Susana Quintana-Plaza, an advocate of decentralized renewable energy solutions and partner at Siemens innovation unit Next47, talked about the revolutionary changes in centralized energy infrastructure at Bloomberg’ New Energy Finance Summit.  

Susana Quintana-Plaza, partner at Siemens innovation unit Next47, said:

“In developing countries, there will be no need to build large plants, transmission, and distribution. Everyone could have a solar panel on their rooftop. Renewables is a revolution. A bigger revolution is distributed renewables.”

While India has turned to both decentralized and centralized solutions, residents say that solar-powered solutions have been better than connecting to the government’s metered electricity grid.

Residents prefer solar power because metered grid electricity feels like expenditure, but payments made for a solar home system go towards ownership says Paul Needham, chairman of Simpa Networks,  a firm which sells small solar-powered systems on financing to households and small shops in India.

Paul Needham, chairman of Simpa Networks, says:

“Solar electricity is free, and it’s hard to compete with that.”

Harnessing the sun

Even though Solar Banker’s Skycoin Blockchain uses energy entirely from the sun, the provision of electricity using Blockchain may seem counterintuitive because of the high costs energy costs associated with its generation.  

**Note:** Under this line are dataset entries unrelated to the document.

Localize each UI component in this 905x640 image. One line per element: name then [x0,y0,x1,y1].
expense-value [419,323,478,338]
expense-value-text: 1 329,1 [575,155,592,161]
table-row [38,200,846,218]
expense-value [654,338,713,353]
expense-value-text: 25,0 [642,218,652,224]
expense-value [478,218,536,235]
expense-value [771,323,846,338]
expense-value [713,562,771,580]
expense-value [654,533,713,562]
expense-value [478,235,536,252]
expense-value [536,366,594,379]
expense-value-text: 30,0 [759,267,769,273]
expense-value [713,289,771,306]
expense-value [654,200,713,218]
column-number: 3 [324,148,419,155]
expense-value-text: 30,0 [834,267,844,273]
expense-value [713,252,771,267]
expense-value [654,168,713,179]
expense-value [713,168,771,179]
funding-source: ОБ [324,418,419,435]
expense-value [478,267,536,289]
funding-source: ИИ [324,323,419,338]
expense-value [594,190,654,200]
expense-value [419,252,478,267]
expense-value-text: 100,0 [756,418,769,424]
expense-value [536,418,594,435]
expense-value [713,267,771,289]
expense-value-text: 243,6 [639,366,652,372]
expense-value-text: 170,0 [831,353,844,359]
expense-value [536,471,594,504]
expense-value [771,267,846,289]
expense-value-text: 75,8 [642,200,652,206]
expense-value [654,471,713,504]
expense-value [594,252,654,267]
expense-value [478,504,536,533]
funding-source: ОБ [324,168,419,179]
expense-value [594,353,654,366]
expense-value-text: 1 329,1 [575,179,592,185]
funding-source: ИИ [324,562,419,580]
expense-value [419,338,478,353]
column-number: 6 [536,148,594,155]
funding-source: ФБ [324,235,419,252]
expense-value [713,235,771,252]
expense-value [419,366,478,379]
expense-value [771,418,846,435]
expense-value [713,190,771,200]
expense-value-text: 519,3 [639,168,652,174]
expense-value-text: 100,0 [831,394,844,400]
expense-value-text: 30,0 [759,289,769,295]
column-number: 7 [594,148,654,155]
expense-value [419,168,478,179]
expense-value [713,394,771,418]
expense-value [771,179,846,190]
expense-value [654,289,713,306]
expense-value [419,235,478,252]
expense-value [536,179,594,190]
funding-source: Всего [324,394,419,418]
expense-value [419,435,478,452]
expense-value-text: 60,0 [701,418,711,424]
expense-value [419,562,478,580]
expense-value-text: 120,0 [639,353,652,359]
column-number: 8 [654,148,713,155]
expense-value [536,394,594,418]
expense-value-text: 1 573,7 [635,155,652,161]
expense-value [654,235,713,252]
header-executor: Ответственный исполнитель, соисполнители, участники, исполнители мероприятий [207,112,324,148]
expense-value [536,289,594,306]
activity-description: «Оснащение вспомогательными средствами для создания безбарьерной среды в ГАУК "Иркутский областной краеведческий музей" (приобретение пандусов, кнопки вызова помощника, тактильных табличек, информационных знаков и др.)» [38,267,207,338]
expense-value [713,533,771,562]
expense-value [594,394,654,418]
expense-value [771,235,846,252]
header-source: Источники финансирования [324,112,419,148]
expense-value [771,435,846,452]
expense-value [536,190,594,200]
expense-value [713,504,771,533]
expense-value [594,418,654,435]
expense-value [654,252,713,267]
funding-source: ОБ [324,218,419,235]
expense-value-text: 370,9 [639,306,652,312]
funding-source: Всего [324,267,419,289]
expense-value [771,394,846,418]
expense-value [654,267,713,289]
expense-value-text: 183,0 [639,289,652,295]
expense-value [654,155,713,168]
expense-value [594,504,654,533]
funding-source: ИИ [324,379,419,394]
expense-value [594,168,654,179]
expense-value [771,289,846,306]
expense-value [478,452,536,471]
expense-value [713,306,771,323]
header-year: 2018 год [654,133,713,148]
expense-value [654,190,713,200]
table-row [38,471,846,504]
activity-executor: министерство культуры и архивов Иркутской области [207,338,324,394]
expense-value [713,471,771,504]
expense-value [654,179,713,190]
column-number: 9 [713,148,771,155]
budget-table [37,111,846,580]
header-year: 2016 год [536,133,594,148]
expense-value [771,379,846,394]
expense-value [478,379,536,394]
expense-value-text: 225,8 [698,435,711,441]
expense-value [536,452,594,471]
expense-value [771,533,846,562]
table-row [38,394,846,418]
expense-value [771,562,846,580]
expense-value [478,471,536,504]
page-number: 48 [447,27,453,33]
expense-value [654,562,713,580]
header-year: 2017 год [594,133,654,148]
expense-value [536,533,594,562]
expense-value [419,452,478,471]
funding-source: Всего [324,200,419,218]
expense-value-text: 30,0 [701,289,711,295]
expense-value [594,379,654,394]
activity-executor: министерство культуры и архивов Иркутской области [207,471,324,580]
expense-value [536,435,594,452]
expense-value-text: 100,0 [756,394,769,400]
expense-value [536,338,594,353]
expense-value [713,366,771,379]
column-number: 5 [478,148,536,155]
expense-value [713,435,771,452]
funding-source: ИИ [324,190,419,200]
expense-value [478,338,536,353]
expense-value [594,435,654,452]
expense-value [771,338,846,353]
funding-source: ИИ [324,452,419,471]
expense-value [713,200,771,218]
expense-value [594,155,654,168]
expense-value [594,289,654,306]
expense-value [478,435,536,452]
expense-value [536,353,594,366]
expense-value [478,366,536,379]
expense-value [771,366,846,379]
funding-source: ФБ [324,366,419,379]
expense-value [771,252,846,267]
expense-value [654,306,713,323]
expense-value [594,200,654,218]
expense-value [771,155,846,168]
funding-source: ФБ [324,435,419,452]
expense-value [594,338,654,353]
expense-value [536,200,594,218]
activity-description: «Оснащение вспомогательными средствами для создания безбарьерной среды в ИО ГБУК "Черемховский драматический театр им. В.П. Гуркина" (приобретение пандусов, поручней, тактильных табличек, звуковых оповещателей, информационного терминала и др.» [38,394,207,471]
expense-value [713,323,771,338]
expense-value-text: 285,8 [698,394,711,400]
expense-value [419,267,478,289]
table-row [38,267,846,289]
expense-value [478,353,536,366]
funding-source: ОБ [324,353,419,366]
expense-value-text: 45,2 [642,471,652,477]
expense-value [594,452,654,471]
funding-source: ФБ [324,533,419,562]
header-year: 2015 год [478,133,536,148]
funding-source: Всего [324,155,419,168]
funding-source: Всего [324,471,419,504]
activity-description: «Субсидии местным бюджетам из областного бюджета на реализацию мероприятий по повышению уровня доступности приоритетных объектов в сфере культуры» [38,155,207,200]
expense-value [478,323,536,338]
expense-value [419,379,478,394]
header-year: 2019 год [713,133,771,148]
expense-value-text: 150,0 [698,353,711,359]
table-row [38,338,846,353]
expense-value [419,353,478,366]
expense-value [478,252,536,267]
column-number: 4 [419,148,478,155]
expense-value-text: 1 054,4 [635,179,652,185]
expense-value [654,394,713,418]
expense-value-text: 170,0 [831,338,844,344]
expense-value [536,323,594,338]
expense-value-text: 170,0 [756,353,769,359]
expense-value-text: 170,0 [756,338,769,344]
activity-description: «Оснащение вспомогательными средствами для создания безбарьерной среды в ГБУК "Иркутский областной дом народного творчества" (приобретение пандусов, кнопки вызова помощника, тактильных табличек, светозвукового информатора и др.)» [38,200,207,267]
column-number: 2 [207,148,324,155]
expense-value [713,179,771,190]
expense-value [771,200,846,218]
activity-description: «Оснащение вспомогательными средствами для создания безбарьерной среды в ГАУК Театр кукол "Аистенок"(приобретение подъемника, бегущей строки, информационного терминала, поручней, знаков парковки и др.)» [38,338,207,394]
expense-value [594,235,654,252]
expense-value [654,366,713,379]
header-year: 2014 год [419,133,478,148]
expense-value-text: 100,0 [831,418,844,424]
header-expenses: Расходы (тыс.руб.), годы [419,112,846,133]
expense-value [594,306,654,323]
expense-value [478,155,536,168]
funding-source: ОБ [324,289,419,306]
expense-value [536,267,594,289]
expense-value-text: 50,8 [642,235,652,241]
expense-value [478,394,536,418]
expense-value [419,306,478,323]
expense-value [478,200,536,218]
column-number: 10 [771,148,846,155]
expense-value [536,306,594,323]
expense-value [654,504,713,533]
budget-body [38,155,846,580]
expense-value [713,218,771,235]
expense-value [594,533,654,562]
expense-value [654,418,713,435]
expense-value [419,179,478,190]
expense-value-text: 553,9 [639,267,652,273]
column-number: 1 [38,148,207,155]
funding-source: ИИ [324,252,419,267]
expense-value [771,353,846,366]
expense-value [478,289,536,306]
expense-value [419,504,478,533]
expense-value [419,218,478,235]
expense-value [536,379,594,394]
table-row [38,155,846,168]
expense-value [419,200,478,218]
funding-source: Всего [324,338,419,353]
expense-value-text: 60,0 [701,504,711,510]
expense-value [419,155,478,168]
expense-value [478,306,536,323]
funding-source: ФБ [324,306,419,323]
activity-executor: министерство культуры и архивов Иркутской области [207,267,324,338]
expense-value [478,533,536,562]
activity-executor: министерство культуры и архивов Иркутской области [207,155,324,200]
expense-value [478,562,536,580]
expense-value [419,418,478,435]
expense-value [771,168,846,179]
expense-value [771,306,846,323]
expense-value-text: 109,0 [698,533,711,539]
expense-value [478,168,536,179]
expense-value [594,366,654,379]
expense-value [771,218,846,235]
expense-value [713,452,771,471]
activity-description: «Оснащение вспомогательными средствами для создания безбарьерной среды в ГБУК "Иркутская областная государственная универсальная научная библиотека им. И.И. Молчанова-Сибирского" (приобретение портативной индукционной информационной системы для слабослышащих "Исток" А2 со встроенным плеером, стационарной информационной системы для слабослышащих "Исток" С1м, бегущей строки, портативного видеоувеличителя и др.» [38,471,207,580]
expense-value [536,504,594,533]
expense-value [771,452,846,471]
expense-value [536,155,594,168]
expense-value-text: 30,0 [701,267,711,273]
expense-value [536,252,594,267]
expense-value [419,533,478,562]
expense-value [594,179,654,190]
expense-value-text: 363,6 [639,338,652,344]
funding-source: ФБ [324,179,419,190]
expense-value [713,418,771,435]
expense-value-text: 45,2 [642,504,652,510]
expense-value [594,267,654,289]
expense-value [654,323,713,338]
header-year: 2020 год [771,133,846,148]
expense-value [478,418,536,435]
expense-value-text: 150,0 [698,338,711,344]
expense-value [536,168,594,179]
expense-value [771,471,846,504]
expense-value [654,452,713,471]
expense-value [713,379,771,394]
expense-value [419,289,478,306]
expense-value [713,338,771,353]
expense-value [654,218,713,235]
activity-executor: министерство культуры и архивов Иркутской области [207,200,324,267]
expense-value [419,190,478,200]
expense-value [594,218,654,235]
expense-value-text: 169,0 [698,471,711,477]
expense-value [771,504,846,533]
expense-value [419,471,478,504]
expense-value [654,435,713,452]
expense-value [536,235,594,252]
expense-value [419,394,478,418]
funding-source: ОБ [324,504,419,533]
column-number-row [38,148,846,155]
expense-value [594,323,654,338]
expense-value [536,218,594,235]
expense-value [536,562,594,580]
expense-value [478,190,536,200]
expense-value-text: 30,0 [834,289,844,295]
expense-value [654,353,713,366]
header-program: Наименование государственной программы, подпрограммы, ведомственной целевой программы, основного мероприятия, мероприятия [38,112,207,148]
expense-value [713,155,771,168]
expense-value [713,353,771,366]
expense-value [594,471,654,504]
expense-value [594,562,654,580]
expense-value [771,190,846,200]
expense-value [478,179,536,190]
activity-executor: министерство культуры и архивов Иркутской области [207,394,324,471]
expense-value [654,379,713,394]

But experts say a vast amount of solar energy exists which could be captured to solve the energy consumption involved with powering Blockchain.

Every 88 minutes nearly 470 exajoules of energy from the Sun hits the Earth’s surface; far more than the entire amount of energy humanity consumes each year, says Peter Diamandis futurist from Singularity University and X Prize Foundation.

Capturing 1/1000th of the sun’s solar power would be enough to unlock six times more energy than the world consumes in all forms today, experts say.

Peter Diamandis, the futurist from Singularity University, in a recent Ted Talk said:

“Solar power via the use of photovoltaics or concentrated systems is the ultimate energy source for the future of humanity *short of nuclear fusion.”